Option 3. Hacking the config file /etc/config/networking, dont forget to update the IP's for client/server side
config interface 'wg0'
option proto 'wireguard'
option private_key 'big_long_local_privet_key_goes_here'
option listen_port '51820'
list addresses '10.1.2.1/32'

config wireguard_wg0
option public_key 'big_long_other_side_public_key_goes_here'
option route_allowed_ips '1'
list allowed_ips '10.1.2.2/32'
option endpoint_host 'fooB.mywebsite.com'

checking everything worked
wg
interface: wg0
public key: 0ujE2DtcAVOb7pim8buW+b2jFM1Jgpm1TJm00000000=
private key: (hidden)
listening port: 51820

peer: sJuaXx8ysEbl0YvppODWhOGo0n3mJmi1tTpYA000000=
endpoint: 47.48.74.123:51820
allowed ips: 10.1.2.1/32
latest handshake: 22 minutes, 1 second ago
transfer: 1.48 KiB received, 13.24 KiB sent

ping 10.1.2.1 -c2
PING 10.1.2.1 (10.1.2.1): 56 data bytes
64 bytes from 10.1.2.1: seq=0 ttl=64 time=34.996 ms
64 bytes from 10.1.2.1: seq=1 ttl=64 time=30.152 ms

3 Likes

Nice writeup - although I don't understand why you'd like to disable the firewall and do all that manually; OpenWrt has a lot of sane defaults in place.

When you're using a squashfs image (like you are), there's no point in removingg any packages since (squashfs being is read-only). You can do that with the ext4 image though.

Incorrect...unless you intended to give your router 2 IPs?

Nope, you didn't.

Good writeup, save the errors...or maybe I'm confused on which endpoint is which...

I disable/removed the firewall, because I am using this box as a VPN gateway, not a router. My iptables rule set is very small. Basically I just deny all, then accept 51820 (UPD) and 22 (TCP). This is fine for my internal LAN.

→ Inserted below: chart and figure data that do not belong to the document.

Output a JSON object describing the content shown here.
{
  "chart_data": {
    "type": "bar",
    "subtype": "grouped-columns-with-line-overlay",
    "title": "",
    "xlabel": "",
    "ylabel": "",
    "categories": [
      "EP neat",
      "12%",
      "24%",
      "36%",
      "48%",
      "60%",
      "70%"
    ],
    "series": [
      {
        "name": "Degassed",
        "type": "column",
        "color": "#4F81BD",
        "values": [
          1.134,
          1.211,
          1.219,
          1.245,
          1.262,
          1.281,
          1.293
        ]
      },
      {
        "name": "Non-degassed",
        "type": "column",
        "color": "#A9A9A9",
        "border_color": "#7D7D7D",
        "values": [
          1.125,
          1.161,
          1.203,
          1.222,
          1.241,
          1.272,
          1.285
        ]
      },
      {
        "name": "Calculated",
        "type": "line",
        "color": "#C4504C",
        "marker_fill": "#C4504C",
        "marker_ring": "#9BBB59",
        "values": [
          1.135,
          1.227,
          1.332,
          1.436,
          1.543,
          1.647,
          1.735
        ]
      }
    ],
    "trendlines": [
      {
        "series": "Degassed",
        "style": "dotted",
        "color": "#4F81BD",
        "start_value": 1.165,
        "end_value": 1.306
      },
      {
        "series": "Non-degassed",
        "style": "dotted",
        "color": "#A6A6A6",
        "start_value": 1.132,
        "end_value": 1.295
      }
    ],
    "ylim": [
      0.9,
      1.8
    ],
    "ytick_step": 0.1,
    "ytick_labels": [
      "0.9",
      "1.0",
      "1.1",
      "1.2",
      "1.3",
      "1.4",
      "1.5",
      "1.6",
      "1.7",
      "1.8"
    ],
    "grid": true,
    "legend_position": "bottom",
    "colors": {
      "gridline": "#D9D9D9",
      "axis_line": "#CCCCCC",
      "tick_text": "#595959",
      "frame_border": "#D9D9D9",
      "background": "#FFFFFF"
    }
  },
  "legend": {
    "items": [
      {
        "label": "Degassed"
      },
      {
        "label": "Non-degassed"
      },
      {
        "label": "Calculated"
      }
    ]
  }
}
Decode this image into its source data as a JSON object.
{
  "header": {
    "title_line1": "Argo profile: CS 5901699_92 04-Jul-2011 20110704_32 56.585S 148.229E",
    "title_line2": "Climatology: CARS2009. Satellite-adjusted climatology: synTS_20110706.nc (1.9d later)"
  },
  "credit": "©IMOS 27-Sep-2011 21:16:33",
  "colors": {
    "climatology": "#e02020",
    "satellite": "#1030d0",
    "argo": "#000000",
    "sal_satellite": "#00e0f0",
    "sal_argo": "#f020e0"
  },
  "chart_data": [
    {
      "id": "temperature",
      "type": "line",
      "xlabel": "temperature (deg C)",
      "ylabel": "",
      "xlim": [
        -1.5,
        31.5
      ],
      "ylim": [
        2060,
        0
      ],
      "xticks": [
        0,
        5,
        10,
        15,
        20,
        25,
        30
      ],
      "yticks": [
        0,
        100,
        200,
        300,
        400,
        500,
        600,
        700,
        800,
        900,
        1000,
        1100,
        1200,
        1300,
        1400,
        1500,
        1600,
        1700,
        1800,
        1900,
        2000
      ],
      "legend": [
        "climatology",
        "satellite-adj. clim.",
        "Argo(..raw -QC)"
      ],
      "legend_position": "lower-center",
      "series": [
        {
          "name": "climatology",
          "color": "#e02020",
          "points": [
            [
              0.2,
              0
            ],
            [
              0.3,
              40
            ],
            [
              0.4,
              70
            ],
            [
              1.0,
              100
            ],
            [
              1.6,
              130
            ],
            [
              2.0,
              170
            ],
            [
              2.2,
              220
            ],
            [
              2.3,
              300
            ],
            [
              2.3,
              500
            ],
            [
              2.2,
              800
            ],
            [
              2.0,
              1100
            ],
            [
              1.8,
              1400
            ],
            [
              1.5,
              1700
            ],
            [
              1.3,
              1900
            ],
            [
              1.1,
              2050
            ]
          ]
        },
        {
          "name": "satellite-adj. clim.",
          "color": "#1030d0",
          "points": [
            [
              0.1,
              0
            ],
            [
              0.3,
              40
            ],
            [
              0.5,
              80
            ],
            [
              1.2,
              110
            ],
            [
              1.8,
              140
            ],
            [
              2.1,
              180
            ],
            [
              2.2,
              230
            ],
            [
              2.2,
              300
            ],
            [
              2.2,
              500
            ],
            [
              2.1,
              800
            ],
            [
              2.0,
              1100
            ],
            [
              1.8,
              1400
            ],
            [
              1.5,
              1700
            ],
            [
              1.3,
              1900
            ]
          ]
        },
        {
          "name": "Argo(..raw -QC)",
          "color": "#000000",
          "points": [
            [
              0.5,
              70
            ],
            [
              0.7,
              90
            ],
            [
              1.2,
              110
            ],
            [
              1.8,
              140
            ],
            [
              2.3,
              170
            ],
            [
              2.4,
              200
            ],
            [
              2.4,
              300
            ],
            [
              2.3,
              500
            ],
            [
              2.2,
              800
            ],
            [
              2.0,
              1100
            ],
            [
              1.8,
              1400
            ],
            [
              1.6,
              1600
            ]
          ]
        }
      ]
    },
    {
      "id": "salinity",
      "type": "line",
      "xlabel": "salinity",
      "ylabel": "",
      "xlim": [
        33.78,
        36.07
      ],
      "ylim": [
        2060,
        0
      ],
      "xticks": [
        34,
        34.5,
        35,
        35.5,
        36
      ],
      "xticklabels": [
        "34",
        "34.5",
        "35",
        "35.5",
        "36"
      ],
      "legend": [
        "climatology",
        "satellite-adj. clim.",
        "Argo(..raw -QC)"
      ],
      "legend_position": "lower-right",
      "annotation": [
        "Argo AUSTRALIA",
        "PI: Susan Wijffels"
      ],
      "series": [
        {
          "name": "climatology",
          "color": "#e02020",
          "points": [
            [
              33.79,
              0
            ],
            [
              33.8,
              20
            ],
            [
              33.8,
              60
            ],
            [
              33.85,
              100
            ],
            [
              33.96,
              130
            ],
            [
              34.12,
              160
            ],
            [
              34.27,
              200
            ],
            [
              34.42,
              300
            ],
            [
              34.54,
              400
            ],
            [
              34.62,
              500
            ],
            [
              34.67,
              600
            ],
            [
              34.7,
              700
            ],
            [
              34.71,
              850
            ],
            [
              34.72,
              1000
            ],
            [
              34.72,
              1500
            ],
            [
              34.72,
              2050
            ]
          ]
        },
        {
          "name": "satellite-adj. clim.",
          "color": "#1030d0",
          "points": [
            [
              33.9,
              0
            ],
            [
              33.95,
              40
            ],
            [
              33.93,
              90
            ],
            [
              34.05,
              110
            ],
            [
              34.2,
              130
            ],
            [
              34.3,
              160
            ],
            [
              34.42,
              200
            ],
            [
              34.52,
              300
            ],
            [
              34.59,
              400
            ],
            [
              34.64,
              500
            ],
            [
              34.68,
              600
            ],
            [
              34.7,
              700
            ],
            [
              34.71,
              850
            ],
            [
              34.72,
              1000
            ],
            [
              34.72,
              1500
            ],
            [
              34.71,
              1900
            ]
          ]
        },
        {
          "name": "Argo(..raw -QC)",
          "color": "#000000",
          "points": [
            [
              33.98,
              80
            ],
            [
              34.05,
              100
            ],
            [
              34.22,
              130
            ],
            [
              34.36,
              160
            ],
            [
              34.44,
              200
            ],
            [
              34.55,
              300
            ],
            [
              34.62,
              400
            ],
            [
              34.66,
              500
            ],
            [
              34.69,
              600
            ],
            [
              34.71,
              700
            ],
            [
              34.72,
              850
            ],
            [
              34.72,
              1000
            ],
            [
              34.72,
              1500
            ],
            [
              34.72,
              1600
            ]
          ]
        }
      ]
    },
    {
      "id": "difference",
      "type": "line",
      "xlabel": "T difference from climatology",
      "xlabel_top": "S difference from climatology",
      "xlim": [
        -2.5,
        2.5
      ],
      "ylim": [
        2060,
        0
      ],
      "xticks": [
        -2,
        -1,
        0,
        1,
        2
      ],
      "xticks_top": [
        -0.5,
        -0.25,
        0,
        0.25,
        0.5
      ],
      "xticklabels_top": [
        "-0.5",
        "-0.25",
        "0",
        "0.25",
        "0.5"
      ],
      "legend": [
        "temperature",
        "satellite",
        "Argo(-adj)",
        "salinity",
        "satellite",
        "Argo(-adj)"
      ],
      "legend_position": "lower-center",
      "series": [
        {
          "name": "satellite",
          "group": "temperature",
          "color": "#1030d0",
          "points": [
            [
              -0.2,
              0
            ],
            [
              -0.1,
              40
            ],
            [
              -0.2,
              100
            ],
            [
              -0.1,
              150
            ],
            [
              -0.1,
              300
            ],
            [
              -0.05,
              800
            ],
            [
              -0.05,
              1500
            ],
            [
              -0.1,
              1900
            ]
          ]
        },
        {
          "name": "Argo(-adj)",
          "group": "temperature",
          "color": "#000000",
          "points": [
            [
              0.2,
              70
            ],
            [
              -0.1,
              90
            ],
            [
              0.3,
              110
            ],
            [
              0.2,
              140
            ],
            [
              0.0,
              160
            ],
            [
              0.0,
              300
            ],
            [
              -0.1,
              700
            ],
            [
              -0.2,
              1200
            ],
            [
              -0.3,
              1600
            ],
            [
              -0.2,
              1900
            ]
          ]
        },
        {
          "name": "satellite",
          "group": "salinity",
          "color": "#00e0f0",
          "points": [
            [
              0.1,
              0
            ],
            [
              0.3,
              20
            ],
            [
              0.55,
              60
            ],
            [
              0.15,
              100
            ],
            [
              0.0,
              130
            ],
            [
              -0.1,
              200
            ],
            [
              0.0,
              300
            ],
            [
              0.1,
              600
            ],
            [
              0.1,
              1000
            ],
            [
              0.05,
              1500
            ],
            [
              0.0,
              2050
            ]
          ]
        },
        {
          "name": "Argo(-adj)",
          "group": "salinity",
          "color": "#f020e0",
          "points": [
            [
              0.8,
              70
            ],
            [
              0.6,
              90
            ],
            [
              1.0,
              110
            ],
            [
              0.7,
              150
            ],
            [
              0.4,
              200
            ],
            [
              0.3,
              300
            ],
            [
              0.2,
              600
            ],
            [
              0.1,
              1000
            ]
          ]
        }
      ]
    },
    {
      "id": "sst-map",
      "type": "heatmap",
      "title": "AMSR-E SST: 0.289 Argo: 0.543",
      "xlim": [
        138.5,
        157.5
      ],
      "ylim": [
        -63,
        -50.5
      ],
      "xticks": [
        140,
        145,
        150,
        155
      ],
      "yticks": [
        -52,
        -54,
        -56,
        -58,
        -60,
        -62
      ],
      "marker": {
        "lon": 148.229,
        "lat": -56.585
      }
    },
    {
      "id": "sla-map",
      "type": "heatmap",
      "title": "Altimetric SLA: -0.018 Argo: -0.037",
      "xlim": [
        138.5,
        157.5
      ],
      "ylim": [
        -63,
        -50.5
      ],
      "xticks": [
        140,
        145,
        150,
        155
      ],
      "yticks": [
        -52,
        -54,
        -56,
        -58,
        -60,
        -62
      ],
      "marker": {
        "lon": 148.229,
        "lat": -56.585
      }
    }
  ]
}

Removing packages... It's not about space, it's about potential threat vector. A package installed and running is a rather big threat vector. A package installed, but NOT running provides a minimal attack vector. But uninstalled is no threat.

In the case of the SquashFS image, everything is still accessible in /rom/. So this is not perfect, but will stop most scripts, or more simplistic exploit tools.

As far as IP's go, I updated the netmask (from 24 to 32) in my original post. Yes, I have two IP's on the system. One for LAN traffic (10.1.1.X/24) and the other (10.1.2.X/32) is strictly for the VPN. That stated, I have not played with a single IP setup, yet. Looks like I have something fun to try!

For IP calcification:
Server LAN 10.1.1.254/24
Server VPN 10.1.2.1/32
Server WG allowed IP 10.1.2.2/32

Client LAN 172.26.10.254/24
Client VPN 10.1.2.2/32
Client WG allowed IP 10.1.2.1/32

Eh it's a moot point. One end chooses the IP.

I didn't know WG had a dynamic config; and I thought the Cryptokey routing didn't permit you address both ends with the same IP. My mistake (or the OP must have corrected the add_list network.wg0.addresses="10.1.2.2/24" config problem).